Eventually, Alexander the Great defeated Persia and after his death his kingdom fell to his four generals. The Seleucid kingdom ruled over Judah. Zion (Judah) fought against their Greek overlords and defeated them around 165 BC. Judah was then somewhat independent for about a hundred years, when it then fell under the rule of Rome.

It is likely that the complete fulfillment of this prophecy against Greece will occur when Jesus returns and defeats the nations of the earth (Revelation 19:15). The term “nations” includes many cultures, but this might point to the outsized influence Greek culture has had on the earth. God will overturn the man-centric culture of Greece, that leads to pride and exploitation. Then the Lord will establish His Messianic kingdom upon the earth, as predicted in the previous section (Zechariah 9:9-10).
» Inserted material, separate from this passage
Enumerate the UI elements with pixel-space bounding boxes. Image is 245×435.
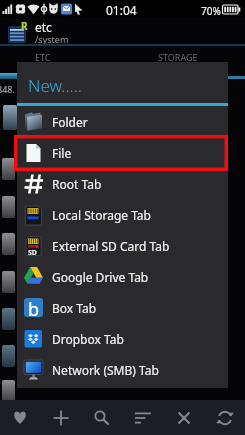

His kingdom will be one of righteousness—where the earth will be filled with love and service rather than exploitation. 

Biblical Text

11 As for you also, because of the blood of My covenant with you,
I have set your prisoners free from the waterless pit.
12 Return to the stronghold, O prisoners who have the hope;
This very day I am declaring that I will restore double to you.
13 For I will bend Judah as My bow,
I will fill the bow with Ephraim.
And I will stir up your sons, O Zion, against your sons, O Greece;
And I will make you like a warrior’s sword.